Of the numerous counts found in the current complaint, Pachter alleges Landis and his firm breached their fiduciary duty by aiding in the scheme to strip Pachter of his interest in RDDL through their involvement in the execution of the promissory notes. In another count, Pachter alleges a claim for legal malpractice against Landis and his firm.
In the course of the litigation, Pachter served a subpoena duces tecum that included the two letters at issue. Counsel for Royco prepared a privilege log, asserting lawyer-client privilege with respect to the two letters from Landis to Royco.
The trial court reviewed the two letters in camera and a letter memorandum from Royco addressing the asserted privilege. The letter referenced section 90.502, Florida Statutes (2003), and cited Southern Bell Telephone and Telegraph Co. v. Deason, 632 So. 2d 1377, 1383 (Fla.1994). The court found the letters to be privileged.
Pachter moved to vacate the order because the trial court made its decision prior to submission of his memorandum addressing the lawyer-client privilege issue. The trial court treated the motion as one for rehearing and ultimately ordered unredacted copies of the two letters be produced, without prejudice to make future argument concerning admissibility. It is from this order that the petitioner seeks certiorari review.
We initially ordered a response because it appeared the nature of the letters would cause irreparable harm if wrongfully disclosed. "An order which improperly compels discovery of information privileged pursuant to the attorney-client privilege is reviewable by certiorari." United Servs. Auto. Ass'n v. Crews, 614 So. 2d 1213, 1213 (Fla. 4th DCA 1993). However, upon review of the response and the appendices *588 submitted to this court, we deny the writ.
Section 90.502, Florida Statutes (2003) addresses lawyer-client privilege. It not only sets the parameters for what communications are privileged, but it also lists circumstances in which the privilege does not exist. See § 90.502(4), Fla. Stat. (2003).
In this case, the trial court took great care in reviewing the letters in question. As the trial court noted, most of the letters' contents did not appear privileged because they concerned business rather than attorney-client advice. Nevertheless, the trial court determined the letters to be privileged.

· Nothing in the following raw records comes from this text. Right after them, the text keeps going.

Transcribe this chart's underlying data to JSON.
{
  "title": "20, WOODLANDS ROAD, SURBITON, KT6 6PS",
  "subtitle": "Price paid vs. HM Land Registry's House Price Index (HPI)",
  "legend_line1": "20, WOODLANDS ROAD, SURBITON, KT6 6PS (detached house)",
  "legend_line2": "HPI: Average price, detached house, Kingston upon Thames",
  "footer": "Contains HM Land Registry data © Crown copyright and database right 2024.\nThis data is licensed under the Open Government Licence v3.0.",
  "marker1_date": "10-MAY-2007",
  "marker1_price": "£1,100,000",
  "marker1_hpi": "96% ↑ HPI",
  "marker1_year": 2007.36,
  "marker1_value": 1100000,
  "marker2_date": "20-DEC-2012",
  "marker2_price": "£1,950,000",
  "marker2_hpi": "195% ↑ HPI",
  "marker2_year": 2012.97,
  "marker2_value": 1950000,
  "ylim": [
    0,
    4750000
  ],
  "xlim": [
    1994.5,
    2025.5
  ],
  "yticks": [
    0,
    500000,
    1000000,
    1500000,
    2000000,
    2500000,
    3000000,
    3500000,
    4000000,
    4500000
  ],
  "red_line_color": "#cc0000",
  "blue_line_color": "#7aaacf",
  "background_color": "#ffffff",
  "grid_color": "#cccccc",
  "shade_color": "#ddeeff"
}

The trial court then reviewed the letters in light of Pachter's allegations of breach of fiduciary duty, finding an exception to the privilege under section 90.502(4)(c), Florida Statutes (2003) ("There is no lawyer-client privilege under this section when: ... (c) A communication is relevant to an issue of breach of duty by the lawyer to the client or by the client to the lawyer, arising from the lawyer-client relationship."). Ultimately relying on the crime-fraud exception to the attorney-client privilege, the court ordered production of the two letters. See § 90.502(4)(a), Fla. Stat. (2003). The order included that the production was without prejudice to future arguments concerning admissibility.
Here, the relationship of the law firm to the various individuals and corporate entities, including Pachter, is less than crystal clear. Because of this factual dispute and after having reviewed the letters, we cannot say the trial court deviated from the essential requirements of law when it determined that, while privileged, the letters were discoverable based upon the crime-fraud exception. We further do not find irreparable harm will result from their disclosure to Pachter.
We therefore deny the petition.
STEVENSON and TAYLOR, JJ., concur.
[1] For ease of reference, Pachter shall refer to Bernard D. Pachter and Pachter Corp.